Stop Tokenizer

Based on the following stop words I tokenized obama’s most recent state of the union. Below is a portion of the results.

Stop words:

("a", "an", "the","and",".",","," ","because",





"entire","sure", "u", "!", "was", "has", "its", "through", "me", "his","once","carry",

"anew","'", "t","let", "us", "new", "before", "come","two", "one", "ve", "go", "8",

"she", "her", "he","none","at","been","these","what","up","were","them","some","had",


Results: (portion)
41835 41841  |people|
41845 41850  |haiti|
41858 41863  |lives|
41878 41887  |americans|
41896 41903  |dropped|
41904 41914  |everything|
41921 41930  |someplace|
41940 41945  |never|
41955 41959  |pull|
41960 41966  |people|
41976 41981  |never|
41982 41987  |known|
41997 42003  |rubble|
42005 42014  |prompting|
42015 42021  |chants|
42057 42064  |another|
42065 42069  |life|
42074 42079  |saved|
42084 42090  |spirit|
42100 42109  |sustained|
42115 42121  |nation|
42126 42130  |more|
42140 42149  |centuries|
42150 42155  |lives|
42171 42177  |people|
42187 42195  |finished|
42198 42207  |difficult|
42208 42212  |year|
42237 42246  |difficult|
42247 42253  |decade|
42265 42269  |year|
42286 42292  |decade|
42293 42302  |stretches|
42324 42328  |quit|
42339 42343  |quit|
42357 42362  |seize|
42368 42374  |moment|
42380 42385  |start|
42405 42410  |dream|
42411 42418  |forward|
42427 42437  |strengthen|
42442 42447  |union|
42453 42457  |more|
42458 42463  |thank|
42469 42472  |god|
42473 42478  |bless|
42488 42491  |god|
42492 42497  |bless|

42502 42508  |united|
42509 42515  |states|
42519 42526  |america|

I added stop words based on the unnecessary words that were appearing in the previous parsing. Doing this reinforced the idea that picking stop tokenizers is largely based on biases. To me it was clear which words were not meaningful, so I kept taking them out. At some point though it became more complicated. For example the use of words like “own”, which have different meanings, verb and noun, could be interesting, or things like “come”, but I decided they were not important.

It seems to me that google, yahoo, and Bing all have very similar stop tokenizers. One article said that Yahoo! search is now powered by Bing in the US and google in Japan. (

This article states:

You can differentiate by having product information. But Google scrapes it. You can differentiate through consumer & editorial reviews. But Google scrapes it. You can differentiate by brand, but Google sells branded keywords to competitors. No matter what you do, Google competes against you.
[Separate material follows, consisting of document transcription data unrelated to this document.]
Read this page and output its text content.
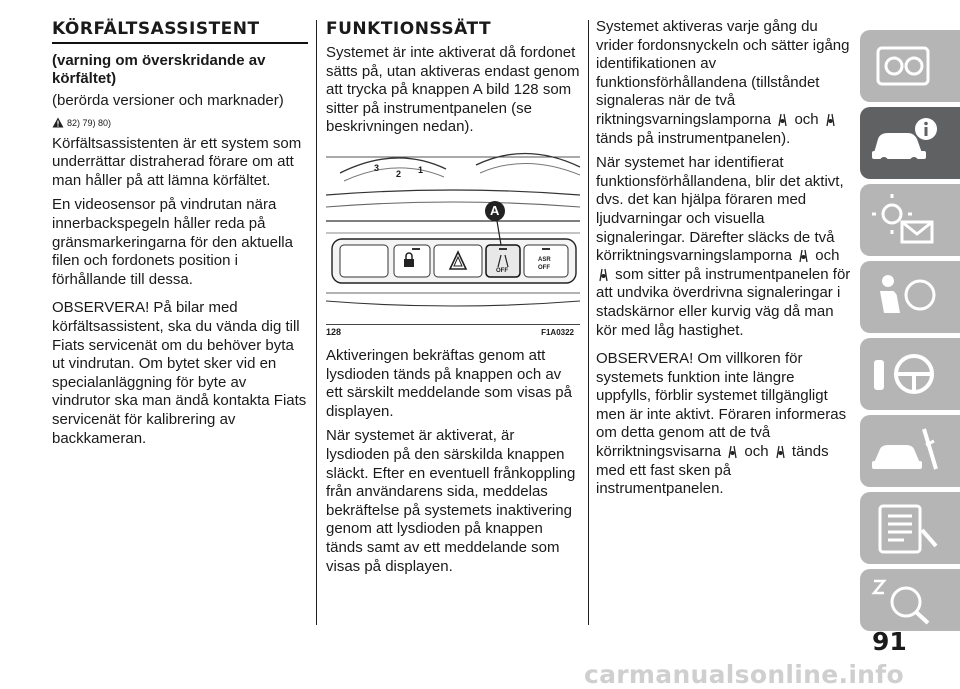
KÖRFÄLTSASSISTENT
(varning om överskridande av körfältet)

(berörda versioner och marknader)

82) 79) 80)

Körfältsassistenten är ett system som underrättar distraherad förare om att man håller på att lämna körfältet.

En videosensor på vindrutan nära innerbackspegeln håller reda på gränsmarkeringarna för den aktuella filen och fordonets position i förhållande till dessa.

OBSERVERA! På bilar med körfältsassistent, ska du vända dig till Fiats servicenät om du behöver byta ut vindrutan. Om bytet sker vid en specialanläggning för byte av vindrutor ska man ändå kontakta Fiats servicenät för kalibrering av backkameran.

FUNKTIONSSÄTT

Systemet är inte aktiverat då fordonet sätts på, utan aktiveras endast genom att trycka på knappen A bild 128 som sitter på instrumentpanelen (se beskrivningen nedan).

3
2 1
A
OFF
ASR
OFF
128	F1A0322

Aktiveringen bekräftas genom att lysdioden tänds på knappen och av ett särskilt meddelande som visas på displayen.

När systemet är aktiverat, är lysdioden på den särskilda knappen släckt. Efter en eventuell frånkoppling från användarens sida, meddelas bekräftelse på systemets inaktivering genom att lysdioden på knappen tänds samt av ett meddelande som visas på displayen.

Systemet aktiveras varje gång du vrider fordonsnyckeln och sätter igång identifikationen av funktionsförhållandena (tillståndet signaleras när de två riktningsvarningslamporna och  tänds på instrumentpanelen).

När systemet har identifierat funktionsförhållandena, blir det aktivt, dvs. det kan hjälpa föraren med ljudvarningar och visuella signaleringar. Därefter släcks de två körriktningsvarningslamporna och  som sitter på instrumentpanelen för att undvika överdrivna signaleringar i stadskärnor eller kurvig väg då man kör med låg hastighet.

OBSERVERA! Om villkoren för systemets funktion inte längre uppfylls, förblir systemet tillgängligt men är inte aktivt. Föraren informeras om detta genom att de två körriktningsvisarna och tänds med ett fast sken på instrumentpanelen.

91
carmanualsonline.info
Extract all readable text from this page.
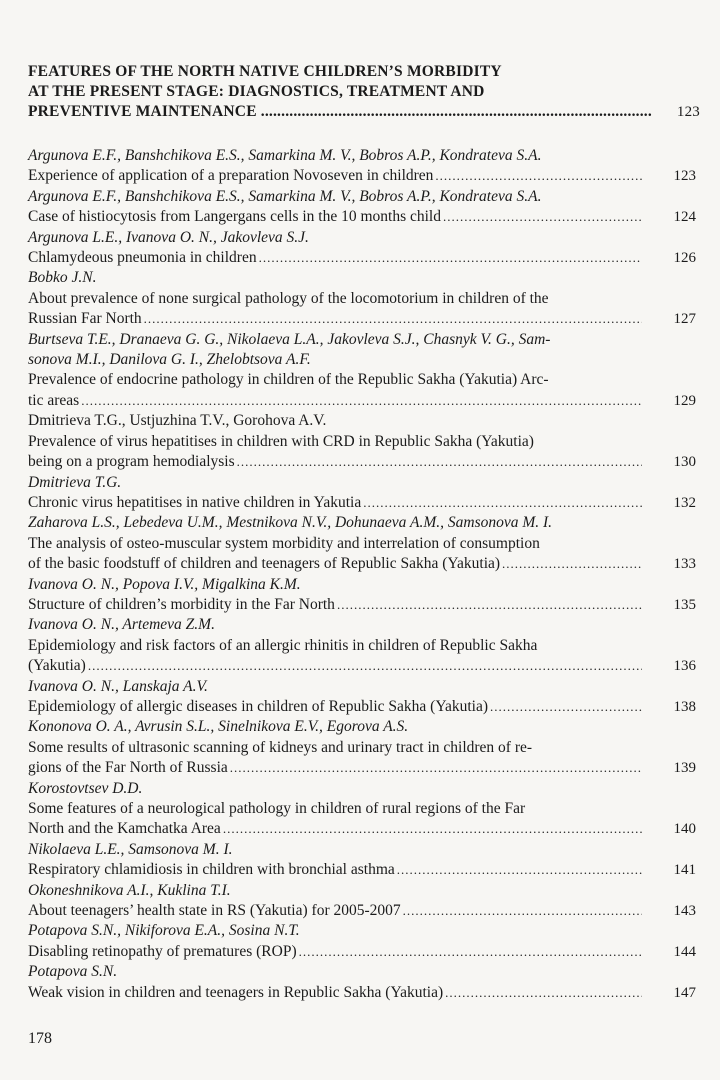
FEATURES OF THE NORTH NATIVE CHILDREN’S MORBIDITY
AT THE PRESENT STAGE: DIAGNOSTICS, TREATMENT AND
PREVENTIVE MAINTENANCE .....	123
Argunova E.F., Banshchikova E.S., Samarkina M. V., Bobros A.P., Kondrateva S.A.
Experience of application of a preparation Novoseven in children .....	123
Argunova E.F., Banshchikova E.S., Samarkina M. V., Bobros A.P., Kondrateva S.A.
Case of histiocytosis from Langergans cells in the 10 months child .....	124
Argunova L.E., Ivanova O. N., Jakovleva S.J.
Chlamydeous pneumonia in children .....	126
Bobko J.N.
About prevalence of none surgical pathology of the locomotorium in children of the
Russian Far North .....	127
Burtseva T.E., Dranaeva G. G., Nikolaeva L.A., Jakovleva S.J., Chasnyk V. G., Sam-
sonova M.I., Danilova G. I., Zhelobtsova A.F.
Prevalence of endocrine pathology in children of the Republic Sakha (Yakutia) Arc-
tic areas .....	129
Dmitrieva T.G., Ustjuzhina T.V., Gorohova A.V.
Prevalence of virus hepatitises in children with CRD in Republic Sakha (Yakutia)
being on a program hemodialysis .....	130
Dmitrieva T.G.
Chronic virus hepatitises in native children in Yakutia .....	132
Zaharova L.S., Lebedeva U.M., Mestnikova N.V., Dohunaeva A.M., Samsonova M. I.
The analysis of osteo-muscular system morbidity and interrelation of consumption
of the basic foodstuff of children and teenagers of Republic Sakha (Yakutia) .....	133
Ivanova O. N., Popova I.V., Migalkina K.M.
Structure of children’s morbidity in the Far North .....	135
Ivanova O. N., Artemeva Z.M.
Epidemiology and risk factors of an allergic rhinitis in children of Republic Sakha
(Yakutia) .....	136
Ivanova O. N., Lanskaja A.V.
Epidemiology of allergic diseases in children of Republic Sakha (Yakutia) .....	138
Kononova O. A., Avrusin S.L., Sinelnikova E.V., Egorova A.S.
Some results of ultrasonic scanning of kidneys and urinary tract in children of re-
gions of the Far North of Russia .....	139
Korostovtsev D.D.
Some features of a neurological pathology in children of rural regions of the Far
North and the Kamchatka Area .....	140
Nikolaeva L.E., Samsonova M. I.
Respiratory chlamidiosis in children with bronchial asthma .....	141
Okoneshnikova A.I., Kuklina T.I.
About teenagers’ health state in RS (Yakutia) for 2005-2007 .....	143
Potapova S.N., Nikiforova E.A., Sosina N.T.
Disabling retinopathy of prematures (ROP) .....	144
Potapova S.N.
Weak vision in children and teenagers in Republic Sakha (Yakutia) .....	147
178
You can opt out of being scraped, but then you get no search traffic (& the ecosystem is set up to pay someone else to scrape your content + wrap it in ads).”

For google, there are so many other more complicated and more important algorithms for text parsing, and the ad /proprietary / information ownership motives in addition to the need to define the user’s intentions are.

When stop tokenization is used alone, the search has no way of ordering the results in a meaningful way. Google looks for things like “natural citations” to further break down results, presenting the ones that include the stop words as well as more relevant. It also has really interesting web based approaches like looking for natural link growth, depth and quality of links to and from a page, and a page’s age.

Yahoo apparently, from what I understand, offers more search priority through ad sales than google, and has a poorer distinction of link quality and depth, therefore constantly presenting us with tangentially connected information, which I have to say has its place. I love when I go to check my yahoo spam account, that I keep mostly for the purpose of distraction, and I come across a link to a cat doing something cute, which brings me to some advertisement, and then another exciting link, and helps me pass some time while I get ready to get back to work. It has its place as a totally different kind of search, and as some search engines work to meet people’s needs, others are working to reduce people’s attention spans to meet their shifty search strategies and criteria.

The most important thing is the slow convergence / homogenization of search strategies, following google mostly, limiting web recommendations and search result more and more, as often this is based on “link growth”, so “viral” things are almost self fulfilling prophecies.

As search engines become personalized, they get to limit the recommendations for each person even more. On our end, we seem to develop a relationship with our preferred search engines as well, learning their stop tokenizers, and attempting to match their parsing style to fit our needs. We begin to develop a relationship, a two way relationship, with our search engine that becomes more and more specific, isolated, and limited, and we begin to learn from the search engine’s biases, further limiting our use of them as searching for something outside of their biases. Maybe the key is for different search engines to continue to evolve in different directions, so the recommendations and search results on each would not reply to our behaviors in the same way.